When I collect and research fish specimens for the Canadian Museum of Nature’s collection, I’m often particularly interested in the rocks in their heads.
These tiny rocky structures, just millimetres in size, are called otoliths, or ear stones. For fishes, otoliths are used for balance and hearing (humans have smaller ear stones used for similar purposes). For scientists, these little otoliths are scientific gold, providing an encyclopedia of information. And, most intriguing of all, fish otoliths hold a few unsolved mysteries.
Otoliths come in pairs, one per ear, and are found near a fish’s brain. The ear stones are composed of calcium carbonate in one of three mineral forms: primarily aragonite; sometimes calcite; and rarely vaterite.
The Museum has 2258 otoliths representing 477 species as part of the fish osteological (bone) collection. Researchers use ear stones to investigate biological questions about the fish they came from, ecological questions about the fishes’ environment, and anthropological questions about how people used fish in the past.
Each species of fish has otoliths with a distinctive shape. This means that even when isolated otoliths are found–whether in the gut contents of predators, in feces deposited by animals that eat fish, or preserved on archaeological sites–we can identify the fish they came from.
Most importantly, each otolith tells a detailed story about a fish’s life. Otolith size provides an estimate of its body length and the otolith growth rings record a fish’s age and rate of growth in a way analogous to tree rings.
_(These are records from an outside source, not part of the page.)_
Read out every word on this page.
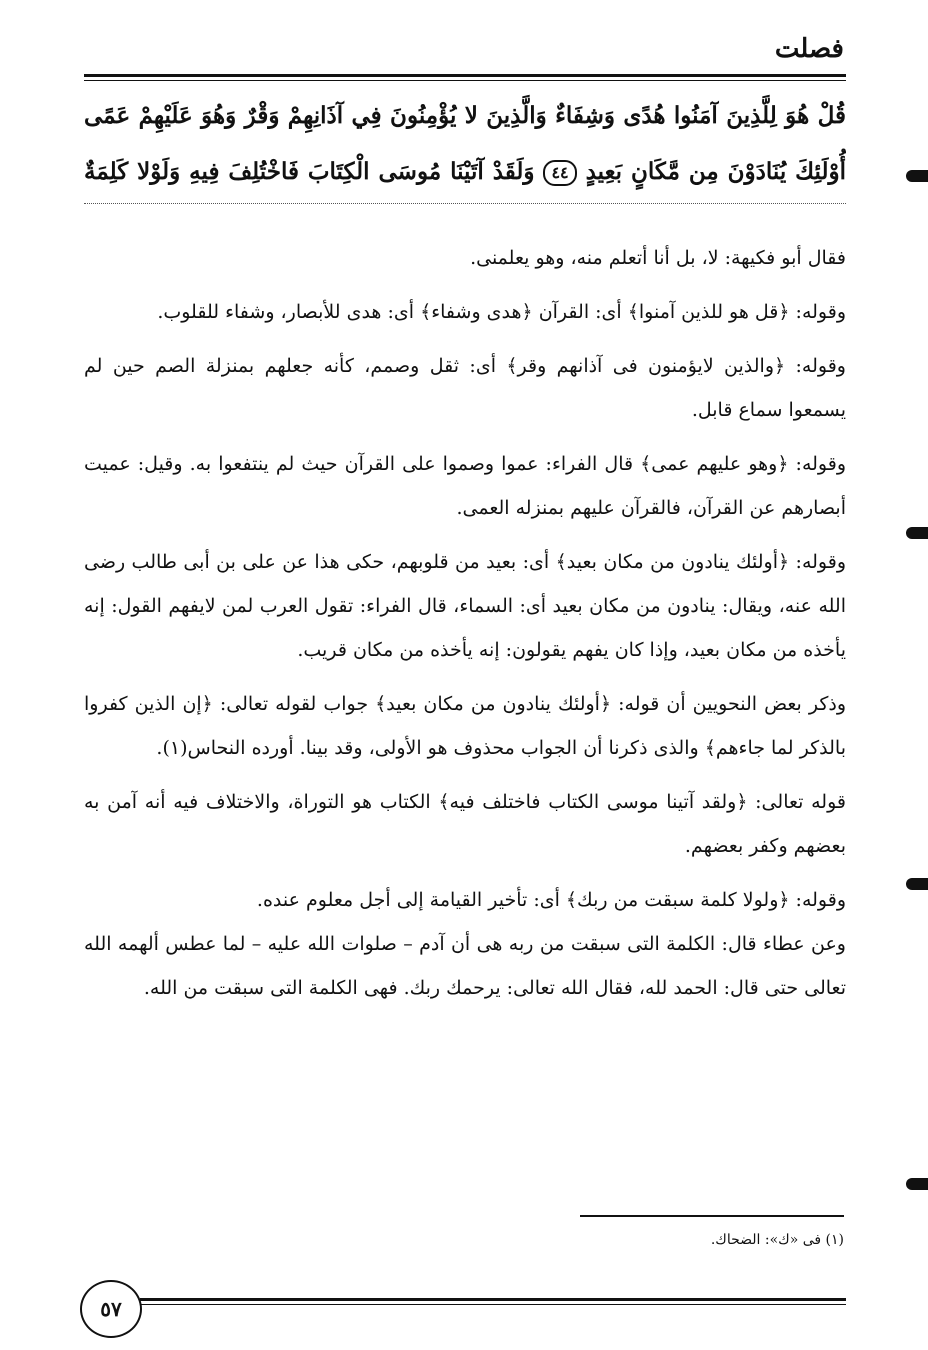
فصلت
قُلْ هُوَ لِلَّذِينَ آمَنُوا هُدًى وَشِفَاءٌ وَالَّذِينَ لا يُؤْمِنُونَ فِي آذَانِهِمْ وَقْرٌ وَهُوَ عَلَيْهِمْ عَمًى
أُوْلَئِكَ يُنَادَوْنَ مِن مَّكَانٍ بَعِيدٍ ٤٤ وَلَقَدْ آتَيْنَا مُوسَى الْكِتَابَ فَاخْتُلِفَ فِيهِ وَلَوْلا كَلِمَةٌ

فقال أبو فكيهة: لا، بل أنا أتعلم منه، وهو يعلمنى.

وقوله: ﴿قل هو للذين آمنوا﴾ أى: القرآن ﴿هدى وشفاء﴾ أى: هدى للأبصار، وشفاء للقلوب.

وقوله: ﴿والذين لايؤمنون فى آذانهم وقر﴾ أى: ثقل وصمم، كأنه جعلهم بمنزلة الصم حين لم يسمعوا سماع قابل.

وقوله: ﴿وهو عليهم عمى﴾ قال الفراء: عموا وصموا على القرآن حيث لم ينتفعوا به. وقيل: عميت أبصارهم عن القرآن، فالقرآن عليهم بمنزله العمى.

وقوله: ﴿أولئك ينادون من مكان بعيد﴾ أى: بعيد من قلوبهم، حكى هذا عن على بن أبى طالب رضى الله عنه، ويقال: ينادون من مكان بعيد أى: السماء، قال الفراء: تقول العرب لمن لايفهم القول: إنه يأخذه من مكان بعيد، وإذا كان يفهم يقولون: إنه يأخذه من مكان قريب.

وذكر بعض النحويين أن قوله: ﴿أولئك ينادون من مكان بعيد﴾ جواب لقوله تعالى: ﴿إن الذين كفروا بالذكر لما جاءهم﴾ والذى ذكرنا أن الجواب محذوف هو الأولى، وقد بينا. أورده النحاس(١).

قوله تعالى: ﴿ولقد آتينا موسى الكتاب فاختلف فيه﴾ الكتاب هو التوراة، والاختلاف فيه أنه آمن به بعضهم وكفر بعضهم.

وقوله: ﴿ولولا كلمة سبقت من ربك﴾ أى: تأخير القيامة إلى أجل معلوم عنده.

وعن عطاء قال: الكلمة التى سبقت من ربه هى أن آدم – صلوات الله عليه – لما عطس ألهمه الله تعالى حتى قال: الحمد لله، فقال الله تعالى: يرحمك ربك. فهى الكلمة التى سبقت من الله.

(١) فى «ك»: الضحاك.
٥٧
The shape of the annual growth rings also captures climatic data, even recording the season of the year when the fish died.
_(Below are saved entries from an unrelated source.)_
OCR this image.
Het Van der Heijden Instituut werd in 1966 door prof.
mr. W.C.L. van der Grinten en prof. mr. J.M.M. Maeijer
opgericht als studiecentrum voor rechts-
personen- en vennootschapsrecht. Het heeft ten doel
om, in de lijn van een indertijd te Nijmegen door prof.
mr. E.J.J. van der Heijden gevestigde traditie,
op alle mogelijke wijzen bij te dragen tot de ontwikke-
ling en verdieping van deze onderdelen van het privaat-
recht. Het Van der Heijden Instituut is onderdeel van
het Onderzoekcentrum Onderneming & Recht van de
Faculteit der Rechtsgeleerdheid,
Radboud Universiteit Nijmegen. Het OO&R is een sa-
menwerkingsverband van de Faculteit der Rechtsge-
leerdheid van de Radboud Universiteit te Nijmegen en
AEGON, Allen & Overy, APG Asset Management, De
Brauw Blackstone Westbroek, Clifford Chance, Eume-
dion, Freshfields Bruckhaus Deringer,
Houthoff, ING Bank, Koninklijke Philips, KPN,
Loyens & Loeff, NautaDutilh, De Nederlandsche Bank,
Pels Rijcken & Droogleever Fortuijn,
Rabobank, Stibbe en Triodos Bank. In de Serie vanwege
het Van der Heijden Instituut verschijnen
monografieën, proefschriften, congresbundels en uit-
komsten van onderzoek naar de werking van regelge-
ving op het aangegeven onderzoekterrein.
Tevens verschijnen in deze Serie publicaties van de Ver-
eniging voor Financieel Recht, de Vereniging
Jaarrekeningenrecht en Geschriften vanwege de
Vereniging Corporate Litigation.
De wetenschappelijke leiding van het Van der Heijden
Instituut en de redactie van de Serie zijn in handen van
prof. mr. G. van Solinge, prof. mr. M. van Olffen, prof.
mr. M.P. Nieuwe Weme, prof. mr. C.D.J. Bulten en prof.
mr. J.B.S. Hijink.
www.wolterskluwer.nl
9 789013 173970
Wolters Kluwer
Chemical analysis of otoliths reveals the average water temperature during a fish’s life and the strontium, calcium and zinc ratios in them reveals patterns of migration when fish move from marine to fresh waters, and even within different habitats in large rivers such as the Amazon.
Fish otoliths even help us understand ourselves, in particular our history. For example, a study of heaps of cod otoliths collected from a sixteenth-century Basque fishing settlement in Labrador provided extensive information about Atlantic Cod populations prior to increasingly intensive commercial fishing. Otoliths can be radiocarbon dated to identify when a site was used, and changes in the chemistry and structure of otoliths can even provide information about how a fish was cooked.
One of the outstanding fish ear stone mysteries also relates to humans and fish. Farmed fish of all species have ten times the amount of vaterite in their otoliths as compared to their wild cousins, but as yet we don’t know why.
The good thing is that fish have rocks in their heads that help them hear—and help scientists like me tune into amazing natural history stories.